Quelles sont les particularités du centre nautique de l'Île-Tudy aujourd'hui ?
On est un gros centre de classes de mer et l'on essaie de travailler d'une façon moderne mais dans la continuité de l'esprit des anciens. Il est important de continuer à préserver certaines valeurs, comme l'acquisition de connaissances et la solidarité. La classe de mer d'aujourd'hui n'a pas grand-chose à voir avec celle des années 1970 mais l'esprit reste le même. La moyenne des séjours est désormais d'une semaine, au lieu des trois semaines autrefois. Mais la découverte du milieu, des gens de mer, et de la vie en collectivité demeure. C'est souvent la première fois, pour la plupart des enfants, qu'ils quittent leurs parents. Nous accueillons à l'année une soixantaine de classes de mer.

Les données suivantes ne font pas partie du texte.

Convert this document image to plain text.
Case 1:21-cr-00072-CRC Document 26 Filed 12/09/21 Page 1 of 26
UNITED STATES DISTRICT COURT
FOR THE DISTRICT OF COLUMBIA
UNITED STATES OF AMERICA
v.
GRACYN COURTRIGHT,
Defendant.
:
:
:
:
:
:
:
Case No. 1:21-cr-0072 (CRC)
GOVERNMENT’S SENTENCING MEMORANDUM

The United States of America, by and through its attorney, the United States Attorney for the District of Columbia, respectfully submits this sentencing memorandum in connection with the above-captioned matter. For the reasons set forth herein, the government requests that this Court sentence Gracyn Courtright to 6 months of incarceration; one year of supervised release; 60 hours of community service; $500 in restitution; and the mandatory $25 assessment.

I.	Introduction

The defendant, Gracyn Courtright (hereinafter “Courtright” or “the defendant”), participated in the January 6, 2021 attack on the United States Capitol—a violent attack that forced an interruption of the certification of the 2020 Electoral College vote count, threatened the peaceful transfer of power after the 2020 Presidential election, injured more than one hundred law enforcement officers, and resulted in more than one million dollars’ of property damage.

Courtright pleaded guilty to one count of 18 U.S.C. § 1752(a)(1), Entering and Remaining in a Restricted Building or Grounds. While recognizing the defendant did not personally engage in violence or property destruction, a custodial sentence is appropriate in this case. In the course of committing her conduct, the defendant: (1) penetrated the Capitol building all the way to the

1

Été comme hiver, le club propose différentes activités.
Nous poursuivons en effet toutes les activités de pratique de la voile classiques durant l'été ainsi que les activités de club l'hiver comme la planche à voile, la voile, et la marche aquatique depuis 2011. Nautisme en Bretagne avait organisé dans les années 2010 un colloque à Briec où l'on nous avait présenté trois nouvelles activités : le sauvetage côtier, le paddle board et la marche aquatique. J'ai tout de suite adhéré à cette dernière en pensant que nous allions toucher un nouveau public. C'est une activité qui a commencé avec une quinzaine de personnes. Très rapidement, nous avons doublé les créneaux. Quatre-vingts personnes sont inscrites à l'année. C'est un phénomène assez prodigieux.
Quels sont les projets en cours qui vous tiennent particulièrement à cœur ?
À l'image de la marche aquatique, nous avons décidé de développer le sport-santé. Nous sommes très peu de structures nautiques à investir ce champ-là pour l'instant. Lors d'une réunion organisée par Finistère 360, fin 2018, nous avons rencontré des collègues de structures nautiques, des médecins, des agences régionales de santé qui ont exprimé une forte demande à savoir que les clubs sportifs s'impliquent dans ce que l'on appelle le sport adapté afin de répondre à des enjeux de santé publique. Ce qui correspond à notre éthique et aux valeurs que nous défendons au quotidien. Cela nous semble extrêmement intéressant. Nous sommes en train de mettre en place différents projets. C'est notre défi des années à venir.